Anyotherdude · 21/07/2023 12:16

The “fuss” about the ULEZ extension is:

  1. London’s most polluted areas are not the roads, but the Underground, so if you use the Tube regularly, clean air “up top” may be cold comfort to your health
  2. There doesn’t seem to be any evidence that the money from the Congestion and ULEZ charges is being used to E.g. plant more trees (which would greatly help to clean the air) or improve air quality by additional means
  3. It forces those who can afford it to buy compliant cars, getting rid of their old ones that have done less than 125,000 miles (the mileage at which the ecological cost of production is nullified) - so a waste of finite resources in itself
  4. By purchasing EV’s, you’ll still have to drive these for over 125,000 miles before they start to become ecologically viable, and they’re twice as heavy as regular ICE cars, so cause far more damage than these, both to roads, by causing potholes and in the atmosphere, and by emitting more tyre particles Etc. (The next health scare to be appropriated by TFL, no doubt)
  5. Alternatives to ICE cars have only really been explored in the main context of EV’s and Hybrid traditional ‘car’ vehicles: legalising electric scooters (stand-up kind, not moto-kind) and providing tracks for these, then outlawing cars for journeys of, say, < 2 miles (with < 2 people sharing) would remove a huge chunk of vehicles from the roads
  6. Expansion of cycle lanes separated from traffic would allow more people to ditch the car and get on their push-pedal or eBikes more safely, and be a lot safer, but we don’t see any interest in doing this
  7. The cost of public transport is too high: getting people to favour this involves making it cheaper and also, (as stated in point 1.)They really need to clean up the Underground, too!

So you see, we aren’t just objecting because of the costs, but because by only charging motorists, then not using that cash to provide a sustainable solution for the future, it merely looks like a cynical and punitive money-grab (especially after persuading many people to buy Diesel cars over Petrol ones), and not an honourable attempt to reduce emissions.

Indigotree · 21/07/2023 12:17

It's horrific how many people seem to think it's acceptable to drive in the centre of London.
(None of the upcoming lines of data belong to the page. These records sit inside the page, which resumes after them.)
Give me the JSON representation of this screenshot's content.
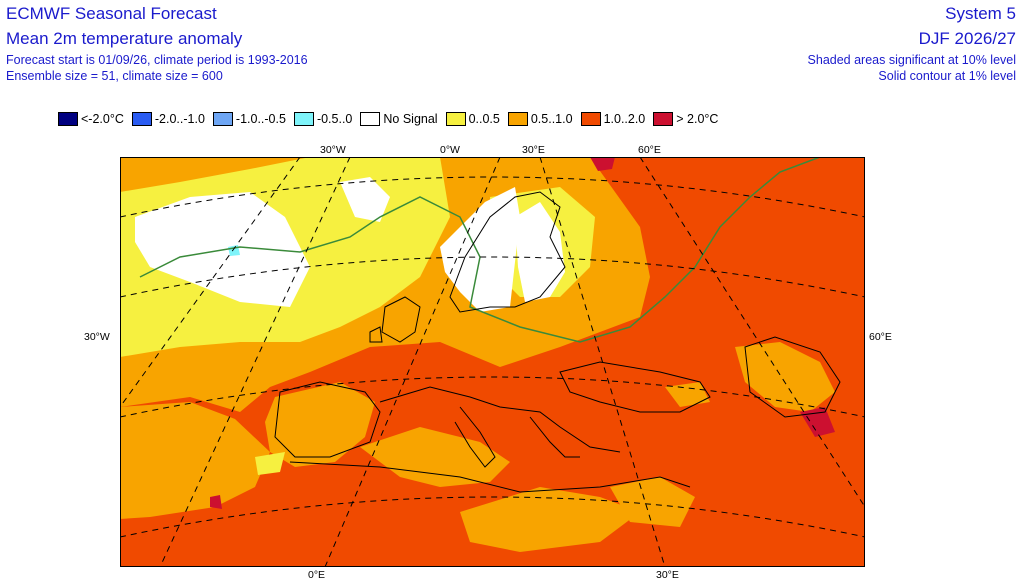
{
  "header": {
    "title_left": "ECMWF Seasonal Forecast",
    "subtitle_left": "Mean 2m temperature anomaly",
    "info_line1": "Forecast start is 01/09/26, climate period is 1993-2016",
    "info_line2": "Ensemble size = 51, climate size = 600",
    "title_right": "System 5",
    "subtitle_right": "DJF 2026/27",
    "significance_line1": "Shaded areas significant at 10% level",
    "significance_line2": "Solid contour at 1% level"
  },
  "legend": [
    {
      "label": "<-2.0°C",
      "color": "#000080"
    },
    {
      "label": "-2.0..-1.0",
      "color": "#2a5cf2"
    },
    {
      "label": "-1.0..-0.5",
      "color": "#6ea6f4"
    },
    {
      "label": "-0.5..0",
      "color": "#7ff4fa"
    },
    {
      "label": "No Signal",
      "color": "#ffffff"
    },
    {
      "label": "0..0.5",
      "color": "#f6f040"
    },
    {
      "label": "0.5..1.0",
      "color": "#f8a400"
    },
    {
      "label": "1.0..2.0",
      "color": "#f04a00"
    },
    {
      "label": "> 2.0°C",
      "color": "#cc1030"
    }
  ],
  "map": {
    "grid_labels_top": [
      "30°W",
      "0°W",
      "30°E",
      "60°E"
    ],
    "grid_label_left": "30°W",
    "grid_label_right": "60°E",
    "grid_labels_bottom": [
      "0°E",
      "30°E"
    ],
    "colors": {
      "ocean_base": "#f04a00",
      "warm": "#f8a400",
      "mild": "#f6f040",
      "no_signal": "#ffffff",
      "hot": "#cc1030",
      "cool": "#7ff4fa",
      "coast": "#000000",
      "grid": "#000000",
      "sig_contour": "#3a8a3a"
    }
  }
}
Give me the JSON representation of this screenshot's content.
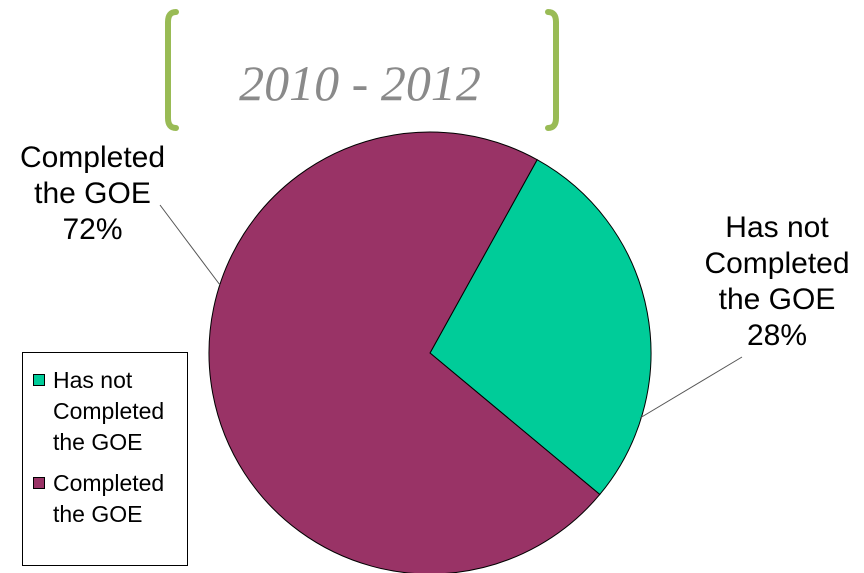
{
  "chart_data": {
    "type": "pie",
    "title": "2010 - 2012",
    "slices": [
      {
        "name": "Has not Completed the GOE",
        "label_lines": [
          "Has not",
          "Completed",
          "the GOE"
        ],
        "legend_lines": [
          "Has not",
          "Completed",
          "the GOE"
        ],
        "value": 28,
        "value_label": "28%",
        "color": "#00cc99"
      },
      {
        "name": "Completed the GOE",
        "label_lines": [
          "Completed",
          "the GOE"
        ],
        "legend_lines": [
          "Completed",
          "the GOE"
        ],
        "value": 72,
        "value_label": "72%",
        "color": "#993366"
      }
    ],
    "legend_position": "bottom-left",
    "title_decoration_color": "#99bb55"
  }
}
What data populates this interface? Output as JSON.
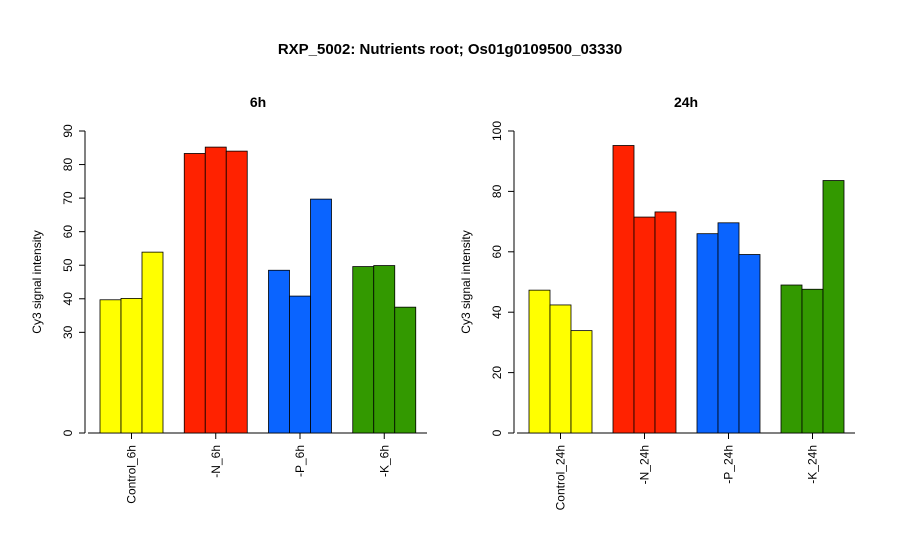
{
  "figure": {
    "title": "RXP_5002: Nutrients root; Os01g0109500_03330"
  },
  "chart_data": [
    {
      "type": "bar",
      "title": "6h",
      "ylabel": "Cy3 signal intensity",
      "ylim": [
        0,
        90
      ],
      "yticks": [
        0,
        30,
        40,
        50,
        60,
        70,
        80,
        90
      ],
      "categories": [
        "Control_6h",
        "-N_6h",
        "-P_6h",
        "-K_6h"
      ],
      "group_colors": [
        "#ffff00",
        "#ff2200",
        "#0a64ff",
        "#339900"
      ],
      "groups": [
        {
          "category": "Control_6h",
          "values": [
            39.7,
            40.1,
            53.9
          ]
        },
        {
          "category": "-N_6h",
          "values": [
            83.3,
            85.2,
            84.0
          ]
        },
        {
          "category": "-P_6h",
          "values": [
            48.5,
            40.8,
            69.7
          ]
        },
        {
          "category": "-K_6h",
          "values": [
            49.6,
            49.9,
            37.5
          ]
        }
      ]
    },
    {
      "type": "bar",
      "title": "24h",
      "ylabel": "Cy3 signal intensity",
      "ylim": [
        0,
        100
      ],
      "yticks": [
        0,
        20,
        40,
        60,
        80,
        100
      ],
      "categories": [
        "Control_24h",
        "-N_24h",
        "-P_24h",
        "-K_24h"
      ],
      "group_colors": [
        "#ffff00",
        "#ff2200",
        "#0a64ff",
        "#339900"
      ],
      "groups": [
        {
          "category": "Control_24h",
          "values": [
            47.3,
            42.4,
            33.9
          ]
        },
        {
          "category": "-N_24h",
          "values": [
            95.2,
            71.5,
            73.2
          ]
        },
        {
          "category": "-P_24h",
          "values": [
            66.0,
            69.6,
            59.1
          ]
        },
        {
          "category": "-K_24h",
          "values": [
            49.0,
            47.6,
            83.6
          ]
        }
      ]
    }
  ]
}
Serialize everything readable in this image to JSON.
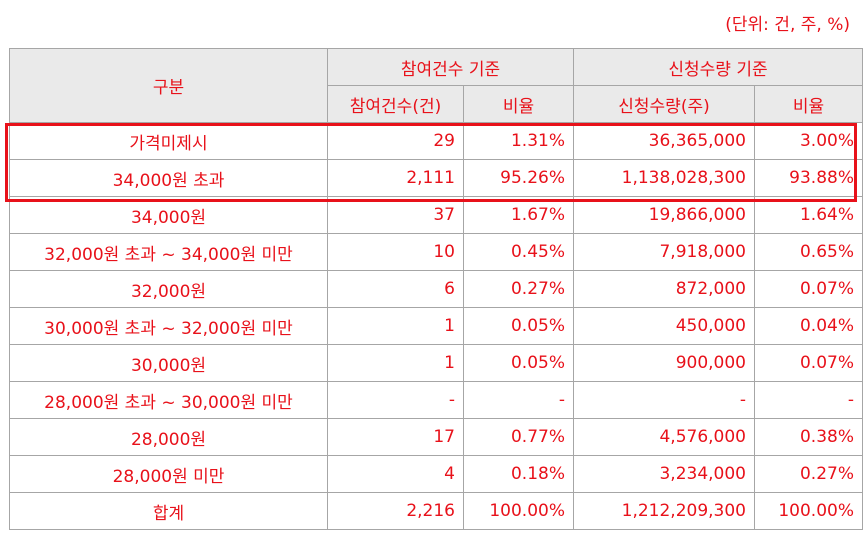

I've lived here all my life and the only other Londoners I know who drive are either people who use the vehicle sparingly for their trade, or disabled people, or local taxi drivers. We all live here, have families here and understand the danger and other negative effects of cars on people's lives.

I and many of my neighbours have asthma and other lung conditions. Life expectancy and quality of life are affected by people driving here. And people die from air pollution.

Obviously there should be government assistance and support for people who actually need cars to obtain low-emissions vehicles and there always should be better public transport (though there's no need to drive anywhere in zones 1 and 2: it's actually quicker and easier to walk anyway). But this doesn't mean it's ok to pretend it's reasonable or morally acceptable to drive here.